In the movie, a select group of Shaw’s former comrades had all been programmed to say that he was “the kindest, bravest, warmest, most selfless human being I have ever known,” just like Kerry’s — though both men actually held their brothers-in-arms in some contempt, Kerry having gone so far as to accuse them, back in the 1970s, of having committed unspeakable war crimes, which he also claimed to have witnessed. Moreover, in private the fictional candidate Shaw admits that “I have always despised the medal” that he won in the war and, with it, “the cloying adulation of the little people.” Kerry of course has a record of despising his own medals — though now that he hopes the cloying adulation of the little people will bring him to power he wishes us to forget about that and flaunts what he once pretended to have thrown away as a testimony to his “strength.”

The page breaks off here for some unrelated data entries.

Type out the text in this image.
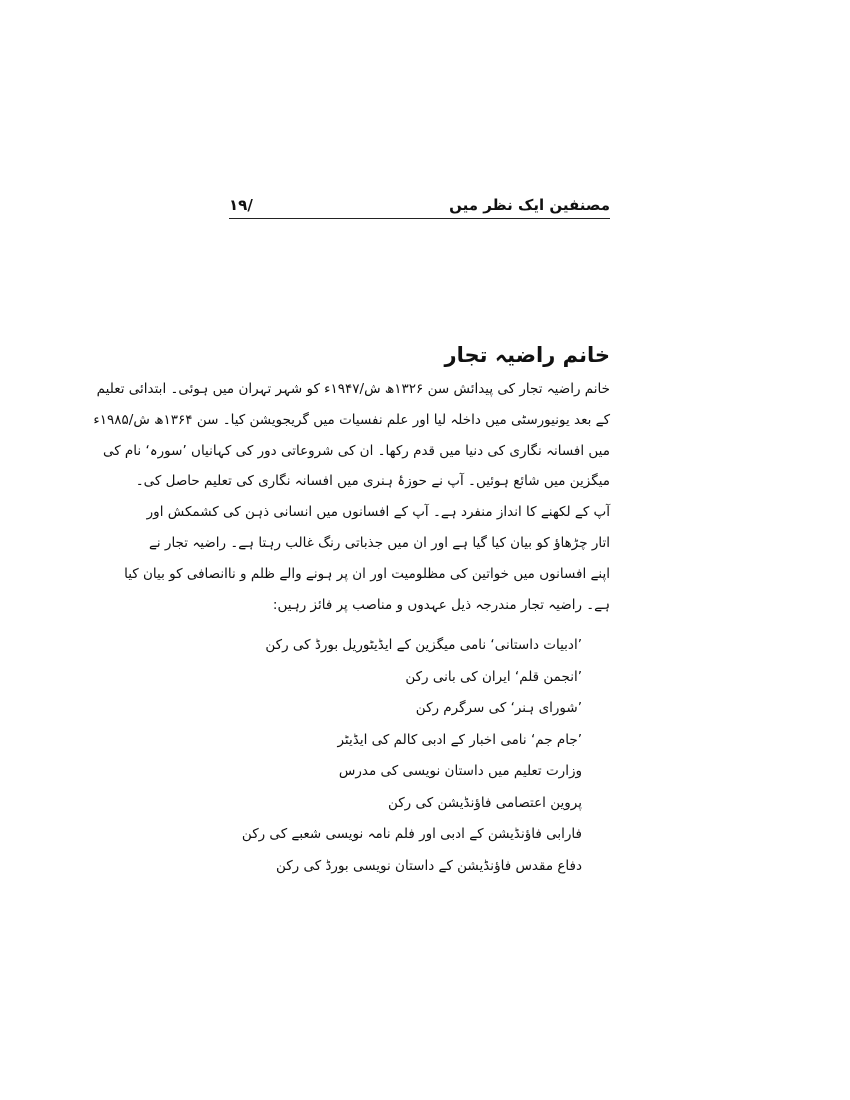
مصنفین ایک نظر میں
/۱۹
خانم راضیہ تجار
خانم راضیہ تجار کی پیدائش سن ۱۳۲۶ھ ش/۱۹۴۷ء کو شہر تہران میں ہوئی۔ ابتدائی تعلیم
کے بعد یونیورسٹی میں داخلہ لیا اور علم نفسیات میں گریجویشن کیا۔ سن ۱۳۶۴ھ ش/۱۹۸۵ء
میں افسانہ نگاری کی دنیا میں قدم رکھا۔ ان کی شروعاتی دور کی کہانیاں ’سورہ‘ نام کی
میگزین میں شائع ہوئیں۔ آپ نے حوزۂ ہنری میں افسانہ نگاری کی تعلیم حاصل کی۔
آپ کے لکھنے کا انداز منفرد ہے۔ آپ کے افسانوں میں انسانی ذہن کی کشمکش اور
اتار چڑھاؤ کو بیان کیا گیا ہے اور ان میں جذباتی رنگ غالب رہتا ہے۔ راضیہ تجار نے
اپنے افسانوں میں خواتین کی مظلومیت اور ان پر ہونے والے ظلم و ناانصافی کو بیان کیا
ہے۔ راضیہ تجار مندرجہ ذیل عہدوں و مناصب پر فائز رہیں:
’ادبیات داستانی‘ نامی میگزین کے ایڈیٹوریل بورڈ کی رکن
’انجمن قلم‘ ایران کی بانی رکن
’شورای ہنر‘ کی سرگرم رکن
’جام جم‘ نامی اخبار کے ادبی کالم کی ایڈیٹر
وزارت تعلیم میں داستان نویسی کی مدرس
پروین اعتصامی فاؤنڈیشن کی رکن
فارابی فاؤنڈیشن کے ادبی اور فلم نامہ نویسی شعبے کی رکن
دفاع مقدس فاؤنڈیشن کے داستان نویسی بورڈ کی رکن
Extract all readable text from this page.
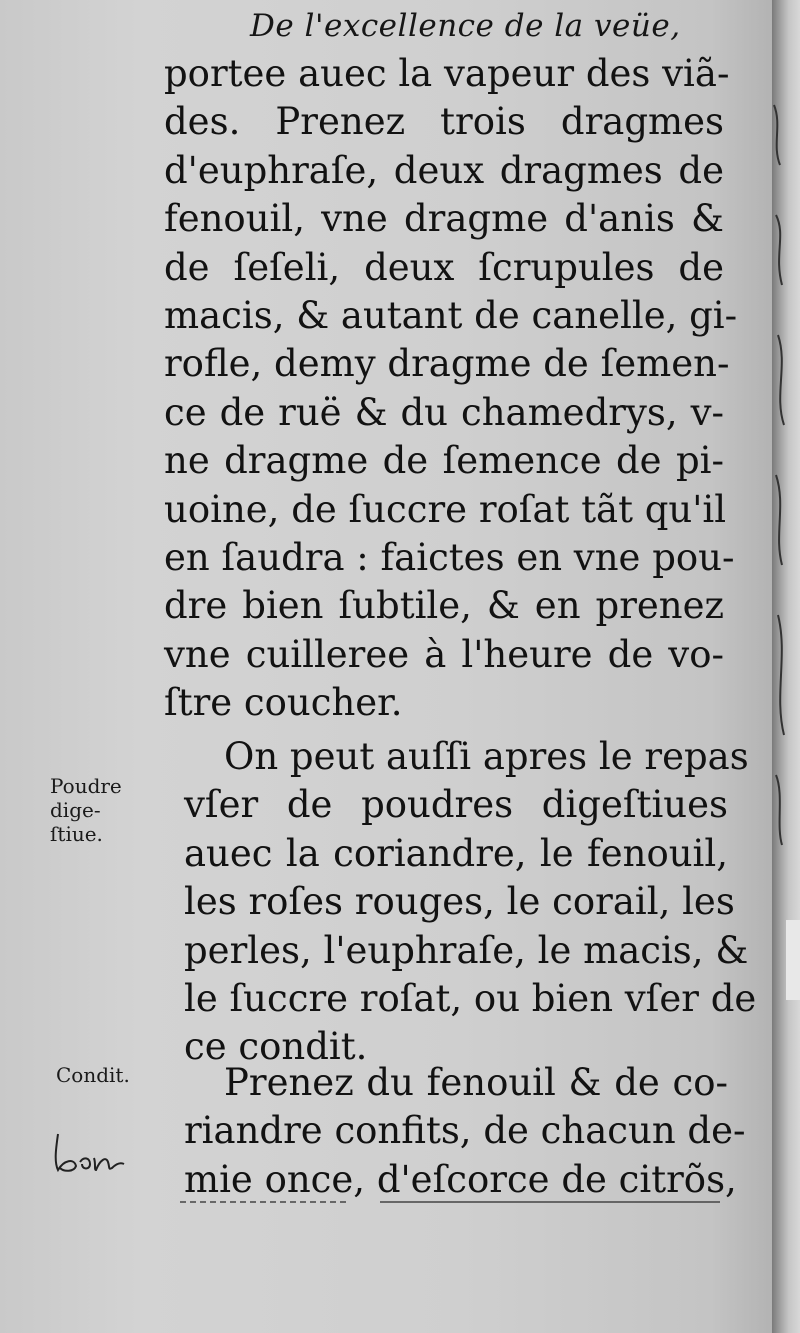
De l'excellence de la veüe,
portee auec la vapeur des viã-
des. Prenez trois dragmes
d'euphraſe, deux dragmes de
fenouil, vne dragme d'anis &
de ſeſeli, deux ſcrupules de
macis, & autant de canelle, gi-
rofle, demy dragme de ſemen-
ce de ruë & du chamedrys, v-
ne dragme de ſemence de pi-
uoine, de ſuccre roſat tãt qu'il
en ſaudra : faictes en vne pou-
dre bien ſubtile, & en prenez
vne cuilleree à l'heure de vo-
ſtre coucher.
On peut auſſi apres le repas
vſer de poudres digeſtiues
auec la coriandre, le fenouil,
les roſes rouges, le corail, les
perles, l'euphraſe, le macis, &
le ſuccre roſat, ou bien vſer de
ce condit.
Prenez du fenouil & de co-
riandre confits, de chacun de-
mie once, d'eſcorce de citrõs,
Poudre
dige-
ſtiue.
Condit.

The movie is atrociously badly written, and I thought at first when I heard that line about “the little people” that there could be no real live person, certainly no politician, from whose lips such sounds might actually have issued today. Surely a sense of irony in even the smallest degree would make it impossible. Surely no one could have survived for any length of time in the rough-and-tumble of political campaigning with a sense of self-importance so sublimely inviolate. But then dawned the spooky realization that if one could believe it of anybody, one could believe it of John Kerry, whose condescension in turning up after the convention to join the little people at Wendy’s — not to dine with them but to be seen to dine with them — showed that he might be fully up to such a locution in an unguarded moment. Certainly Teresa would.

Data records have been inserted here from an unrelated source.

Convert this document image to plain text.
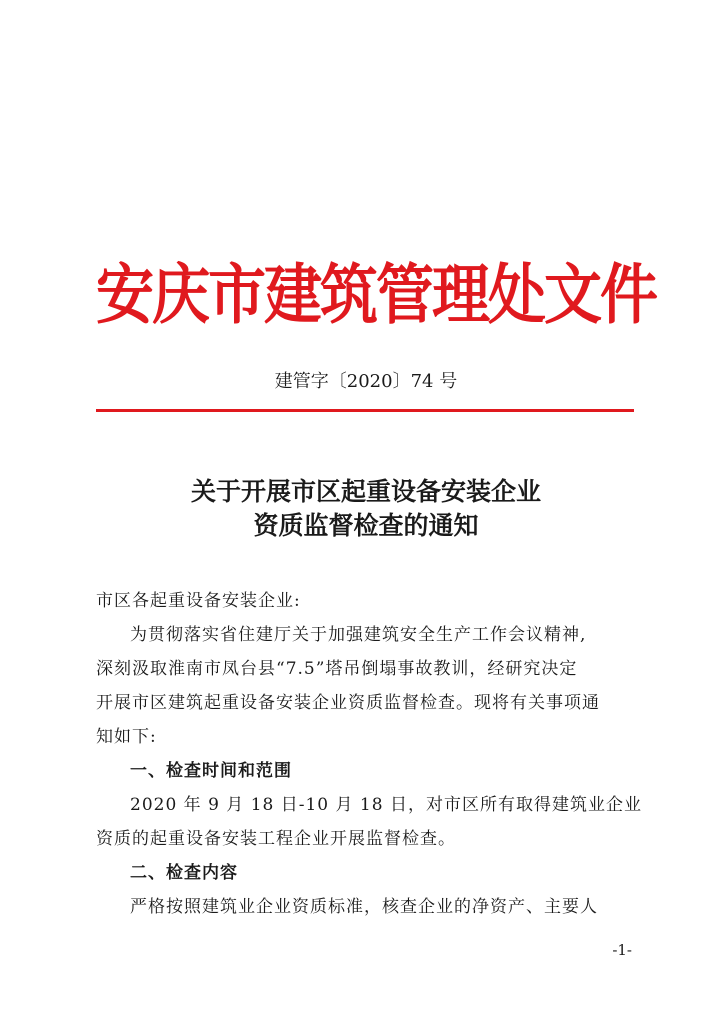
安庆市建筑管理处文件
建管字〔2020〕74 号
关于开展市区起重设备安装企业
资质监督检查的通知
市区各起重设备安装企业:
为贯彻落实省住建厅关于加强建筑安全生产工作会议精神,
深刻汲取淮南市凤台县“7.5”塔吊倒塌事故教训，经研究决定
开展市区建筑起重设备安装企业资质监督检查。现将有关事项通
知如下:
一、检查时间和范围
2020 年 9 月 18 日-10 月 18 日，对市区所有取得建筑业企业
资质的起重设备安装工程企业开展监督检查。
二、检查内容
严格按照建筑业企业资质标准，核查企业的净资产、主要人
-1-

For Kerry, is also like Shaw in allowing himself to be manipulated by a rich and powerful woman who looks down on inferiors and is known for the ruthless application of a sharp tongue to anyone who gets in her way. In Shaw’s case it is his mother, played by Meryl Streep, who is responsible for turning him into robo-candidate, but Kerry appears to have acquired his resemblance to Herman Munster all by himself and without any outside assistance. Even the long-range design for power — like that of the Manchurian Candidate dating from when he was still in uniform and returned to this country to wait his political moment — must have been his own work and not that of sinister foreigners, for when he was in Vietnam it appears to have been his idea to go back to the scenes of his heroic exploits later with a movie camera, just to make sure that there was a visual record .

Could it be merely accidental that Jonathan Demme’s updating of a 45-year-old novel has produced a hero who so much resembles this year’s Democratic nominee? Could it be possible that he only put in the anti-Bush stuff and hired anti-Bush actors like Miss Streep as camouflage to cover an anti-Kerry agenda? Perhaps Michael Moore or some other left-wing conspiracy theorist should make his next movie about this sinister plot.